Doctors Have No Idea What To Do With Medicinal Cannabis In Australia
The complicated process that leads to medicinal cannabis prescription has both doctors and patients scratching their heads.
Legalising medicinal cannabis in Australia is pointless if doctors don't know how and when to prescribe it.
While Australian GPs are now able to prescribe medicinal cannabis, most jurisdictions still haven't created frameworks to distribute it to patients. States are left to decide who qualifies to use and dispense the product.
"Doctors haven't had any training," Sydney GP Brad McKay told BuzzFeed News. "Generally, across the board, doctors really aren't comfortable prescribing because as a general rule, we don't know if it will hurt anybody."
The Australian Medical Association (AMA) does not provide doctors with advice relating specifically to medicinal cannabis, a spokesperson told BuzzFeed News: "Doctors would have to understand the relevant regulations in their state, and also that they're across the level of evidence for the benefit of using the drug versus the potential impact it may have."
To prescribe cannabis doctors must register through both their state health body and the federal Therapeutic Goods Administration (TGA). A spokesperson for the TGA told BuzzFeed News only 78 doctors had applied to prescribe medicinal cannabis products since 2006. There are about 90,000 doctors in Australia.
"We've been told that we can apply for the medication, but we haven't really been told how to apply or how long it's going to take," McKay said.
The TGA says approval times for applications are not long – often a matter of days – but doctors and medicinal cannabis activists dispute these claims.

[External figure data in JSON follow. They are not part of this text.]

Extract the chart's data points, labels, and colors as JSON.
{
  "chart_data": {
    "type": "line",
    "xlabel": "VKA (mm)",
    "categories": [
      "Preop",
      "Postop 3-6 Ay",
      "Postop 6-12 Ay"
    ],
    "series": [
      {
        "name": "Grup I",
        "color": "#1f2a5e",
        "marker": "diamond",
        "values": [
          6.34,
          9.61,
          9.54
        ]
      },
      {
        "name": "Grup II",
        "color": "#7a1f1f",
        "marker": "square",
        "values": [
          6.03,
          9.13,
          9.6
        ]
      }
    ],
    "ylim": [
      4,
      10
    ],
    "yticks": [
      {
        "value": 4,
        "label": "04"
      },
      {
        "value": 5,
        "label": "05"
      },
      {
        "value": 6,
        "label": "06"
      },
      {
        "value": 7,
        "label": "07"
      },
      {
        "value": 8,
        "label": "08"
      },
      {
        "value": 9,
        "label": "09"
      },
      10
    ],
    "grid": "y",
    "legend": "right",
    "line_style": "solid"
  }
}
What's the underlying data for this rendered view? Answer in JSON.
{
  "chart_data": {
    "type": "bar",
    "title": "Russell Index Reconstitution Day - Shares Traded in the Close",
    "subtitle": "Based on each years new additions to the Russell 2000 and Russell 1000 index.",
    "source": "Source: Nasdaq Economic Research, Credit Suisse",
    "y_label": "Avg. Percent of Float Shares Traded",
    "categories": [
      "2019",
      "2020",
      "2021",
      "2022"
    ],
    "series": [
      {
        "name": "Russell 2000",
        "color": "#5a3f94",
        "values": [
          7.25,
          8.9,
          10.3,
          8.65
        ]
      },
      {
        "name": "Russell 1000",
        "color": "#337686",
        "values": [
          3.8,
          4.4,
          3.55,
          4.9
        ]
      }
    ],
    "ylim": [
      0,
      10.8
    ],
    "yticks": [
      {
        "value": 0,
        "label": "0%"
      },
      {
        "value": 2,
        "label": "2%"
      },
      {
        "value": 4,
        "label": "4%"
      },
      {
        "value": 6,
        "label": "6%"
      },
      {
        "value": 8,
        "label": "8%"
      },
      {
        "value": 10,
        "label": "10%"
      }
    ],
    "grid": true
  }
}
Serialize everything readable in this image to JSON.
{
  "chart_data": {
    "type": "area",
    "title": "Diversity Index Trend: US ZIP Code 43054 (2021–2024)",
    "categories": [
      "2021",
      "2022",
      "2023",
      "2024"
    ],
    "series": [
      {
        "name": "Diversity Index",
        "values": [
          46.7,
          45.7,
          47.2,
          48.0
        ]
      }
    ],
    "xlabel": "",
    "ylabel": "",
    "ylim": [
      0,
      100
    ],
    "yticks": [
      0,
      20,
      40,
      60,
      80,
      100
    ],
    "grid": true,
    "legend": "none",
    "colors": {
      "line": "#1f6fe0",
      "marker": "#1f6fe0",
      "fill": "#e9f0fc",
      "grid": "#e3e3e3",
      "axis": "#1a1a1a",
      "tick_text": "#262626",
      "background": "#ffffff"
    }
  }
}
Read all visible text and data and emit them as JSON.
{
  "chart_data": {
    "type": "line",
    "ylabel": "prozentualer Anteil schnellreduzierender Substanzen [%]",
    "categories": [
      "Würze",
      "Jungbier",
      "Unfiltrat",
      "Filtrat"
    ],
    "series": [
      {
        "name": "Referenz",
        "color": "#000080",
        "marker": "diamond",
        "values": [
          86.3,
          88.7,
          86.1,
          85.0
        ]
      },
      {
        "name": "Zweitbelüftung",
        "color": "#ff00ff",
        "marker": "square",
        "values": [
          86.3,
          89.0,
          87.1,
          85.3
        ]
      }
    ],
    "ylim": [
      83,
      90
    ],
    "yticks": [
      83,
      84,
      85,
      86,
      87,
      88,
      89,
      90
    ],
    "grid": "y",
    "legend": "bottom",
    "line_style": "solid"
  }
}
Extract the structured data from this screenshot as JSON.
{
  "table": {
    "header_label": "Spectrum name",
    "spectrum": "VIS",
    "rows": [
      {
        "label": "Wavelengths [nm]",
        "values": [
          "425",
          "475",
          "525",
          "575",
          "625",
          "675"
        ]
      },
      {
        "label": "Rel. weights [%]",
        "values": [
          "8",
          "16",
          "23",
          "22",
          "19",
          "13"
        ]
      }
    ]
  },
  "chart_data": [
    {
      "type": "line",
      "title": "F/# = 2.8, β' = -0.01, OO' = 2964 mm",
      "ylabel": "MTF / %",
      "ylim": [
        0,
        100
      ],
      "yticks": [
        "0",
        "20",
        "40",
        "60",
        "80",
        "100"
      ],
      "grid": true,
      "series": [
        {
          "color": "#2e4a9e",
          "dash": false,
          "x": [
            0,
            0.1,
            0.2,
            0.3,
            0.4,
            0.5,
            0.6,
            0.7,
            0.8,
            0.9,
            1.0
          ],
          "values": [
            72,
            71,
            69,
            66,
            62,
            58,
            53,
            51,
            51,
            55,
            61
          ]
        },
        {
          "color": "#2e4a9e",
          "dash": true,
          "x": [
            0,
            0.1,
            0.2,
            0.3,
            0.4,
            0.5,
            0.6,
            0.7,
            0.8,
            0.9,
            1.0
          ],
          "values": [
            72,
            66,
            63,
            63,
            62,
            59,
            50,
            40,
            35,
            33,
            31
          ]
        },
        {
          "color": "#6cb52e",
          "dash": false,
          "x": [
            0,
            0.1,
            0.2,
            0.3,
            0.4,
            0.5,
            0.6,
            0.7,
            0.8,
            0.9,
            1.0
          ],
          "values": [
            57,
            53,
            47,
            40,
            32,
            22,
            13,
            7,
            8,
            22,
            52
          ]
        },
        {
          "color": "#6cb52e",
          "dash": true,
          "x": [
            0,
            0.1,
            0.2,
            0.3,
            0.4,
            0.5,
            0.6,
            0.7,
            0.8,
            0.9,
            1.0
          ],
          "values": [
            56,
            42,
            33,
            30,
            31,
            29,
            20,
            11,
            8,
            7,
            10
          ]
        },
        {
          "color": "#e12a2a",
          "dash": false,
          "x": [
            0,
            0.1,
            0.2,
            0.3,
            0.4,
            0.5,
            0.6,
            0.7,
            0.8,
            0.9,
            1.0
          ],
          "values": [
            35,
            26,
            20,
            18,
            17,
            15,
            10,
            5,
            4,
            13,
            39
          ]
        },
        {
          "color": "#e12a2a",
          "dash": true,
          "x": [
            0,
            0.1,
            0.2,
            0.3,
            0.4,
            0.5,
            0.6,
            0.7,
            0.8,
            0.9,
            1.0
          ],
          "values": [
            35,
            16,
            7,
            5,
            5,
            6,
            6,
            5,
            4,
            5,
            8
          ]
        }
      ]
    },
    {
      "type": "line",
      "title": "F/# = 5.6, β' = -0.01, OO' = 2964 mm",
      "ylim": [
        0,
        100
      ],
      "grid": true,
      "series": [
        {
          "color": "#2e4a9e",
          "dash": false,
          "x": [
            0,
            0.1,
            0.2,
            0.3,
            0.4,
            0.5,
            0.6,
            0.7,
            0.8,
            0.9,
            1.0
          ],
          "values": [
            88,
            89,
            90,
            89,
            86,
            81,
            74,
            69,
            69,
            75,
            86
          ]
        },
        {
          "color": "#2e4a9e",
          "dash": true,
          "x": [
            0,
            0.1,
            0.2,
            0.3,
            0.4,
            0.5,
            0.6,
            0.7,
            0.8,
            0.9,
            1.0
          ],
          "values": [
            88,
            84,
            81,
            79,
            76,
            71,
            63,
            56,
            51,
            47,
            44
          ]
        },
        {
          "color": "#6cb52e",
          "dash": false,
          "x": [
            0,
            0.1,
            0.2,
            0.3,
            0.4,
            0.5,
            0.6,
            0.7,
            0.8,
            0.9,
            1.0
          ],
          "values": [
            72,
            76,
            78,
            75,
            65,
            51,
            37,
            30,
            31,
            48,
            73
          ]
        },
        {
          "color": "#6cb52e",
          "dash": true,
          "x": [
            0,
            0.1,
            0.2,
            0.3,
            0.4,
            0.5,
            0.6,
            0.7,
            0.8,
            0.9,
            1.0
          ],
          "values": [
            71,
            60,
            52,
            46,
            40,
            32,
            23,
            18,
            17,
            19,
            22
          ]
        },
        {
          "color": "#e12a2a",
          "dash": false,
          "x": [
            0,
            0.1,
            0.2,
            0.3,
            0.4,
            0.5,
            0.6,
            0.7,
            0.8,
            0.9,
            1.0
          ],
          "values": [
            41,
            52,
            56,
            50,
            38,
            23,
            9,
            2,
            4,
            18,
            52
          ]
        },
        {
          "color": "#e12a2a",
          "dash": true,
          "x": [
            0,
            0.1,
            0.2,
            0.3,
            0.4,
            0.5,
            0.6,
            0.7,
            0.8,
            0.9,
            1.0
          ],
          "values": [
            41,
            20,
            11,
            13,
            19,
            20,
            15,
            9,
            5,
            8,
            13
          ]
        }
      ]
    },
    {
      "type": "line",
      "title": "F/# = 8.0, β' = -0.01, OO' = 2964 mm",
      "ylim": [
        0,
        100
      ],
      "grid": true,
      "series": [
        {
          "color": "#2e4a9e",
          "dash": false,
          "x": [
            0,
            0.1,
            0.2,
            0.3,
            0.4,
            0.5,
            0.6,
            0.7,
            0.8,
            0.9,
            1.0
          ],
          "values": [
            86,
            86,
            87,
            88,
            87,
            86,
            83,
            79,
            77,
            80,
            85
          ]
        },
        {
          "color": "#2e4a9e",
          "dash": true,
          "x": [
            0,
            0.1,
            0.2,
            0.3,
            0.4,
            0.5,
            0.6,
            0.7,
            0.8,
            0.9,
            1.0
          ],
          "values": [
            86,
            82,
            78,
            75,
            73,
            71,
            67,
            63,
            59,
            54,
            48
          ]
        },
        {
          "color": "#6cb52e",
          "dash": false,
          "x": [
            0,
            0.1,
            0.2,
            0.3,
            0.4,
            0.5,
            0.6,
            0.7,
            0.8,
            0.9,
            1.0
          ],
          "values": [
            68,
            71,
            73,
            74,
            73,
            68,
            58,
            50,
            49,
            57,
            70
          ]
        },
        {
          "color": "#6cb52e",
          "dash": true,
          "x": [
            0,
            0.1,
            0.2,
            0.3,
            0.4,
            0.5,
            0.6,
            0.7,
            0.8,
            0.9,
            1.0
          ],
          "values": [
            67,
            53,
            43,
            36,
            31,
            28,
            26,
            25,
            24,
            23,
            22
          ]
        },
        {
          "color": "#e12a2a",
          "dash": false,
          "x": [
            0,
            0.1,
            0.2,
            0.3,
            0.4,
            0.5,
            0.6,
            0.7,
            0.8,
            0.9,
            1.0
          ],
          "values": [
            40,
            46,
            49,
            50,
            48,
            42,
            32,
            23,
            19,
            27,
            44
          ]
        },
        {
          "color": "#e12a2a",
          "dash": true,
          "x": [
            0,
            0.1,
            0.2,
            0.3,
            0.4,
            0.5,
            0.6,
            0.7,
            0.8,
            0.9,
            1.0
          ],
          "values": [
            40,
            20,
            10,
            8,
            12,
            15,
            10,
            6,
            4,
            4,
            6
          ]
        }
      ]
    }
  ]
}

Lanai Carter, whose son Lindsay was the first in Australia to receive medicinal cannabis, knows all too well about the complicated process.
Carter spent two years trying to receive certified medical cannabis after telling police and the government she wouldn't be dissuaded by the drug's legal status, especially after Lindsay had been recommended the treatment while in the US where it had worked effectively for him.
"Being the first one going through it, there were all these little things that had to be thought about," she told BuzzFeed News. "But I wasn't going to not give my son this medication, you know? There was no way."
Carter had to wait months as her application for medical cannabis went to the TGA and the Queensland state government. Then her pharmacist had to apply to the federal Office of Drug Control to be able to give Carter's son the medication. FInally, Carter had to receive approval to import a vaporiser from Germany so that Lindsay could use the medicine. She's now campaigning to see the regulations surrounding medical cannabis clarified, making it easier for other patients to receive medicine.
South Australian medicinal cannabis campaigner Jenny Hallam, who supplies cannabis products to around 100 patients free of charge, told BuzzFeed News she was forced to create the oil herself after her doctor told her he had "no idea" how to prescribe her with medical cannabis.
"None of the doctors [my doctor] worked with knew anything," she said. "The TGA and AMA say doctors are ready to prescribe... that is misinformation."
Senior clinical lecturer in medicine at the Australian National University, David Caldicott, has written a course to educate Australians on medicinal cannabis. He said Australia's introduction of medicinal cannabis has been strange "from the get-go".
"It has not been nearly as straightforward as it could have been, from a medical perspective," he said. "There's a bunch of doctors who would be interested in prescribing medical cannabis, I get maybe a hundred emails a week, but we are a very conservative profession.
"There is no education about the endocannabinoid system in medical school, and if there is it is very superficial, and this is the basics of how cannabis pharmacology works. Most GPs and doctors have been told that cannabis is terribly naughty and this is part of the problem."
On Saturday, prominent medicinal cannabis campaigners Lucy Haslam and Barry Lambert, together with Epilepsy Action Australia, asked prime minister Malcolm Turnbull for an amnesty on compassionate suppliers. Turnbull rejected similar requests last Wednesday saying it would be irresponsible.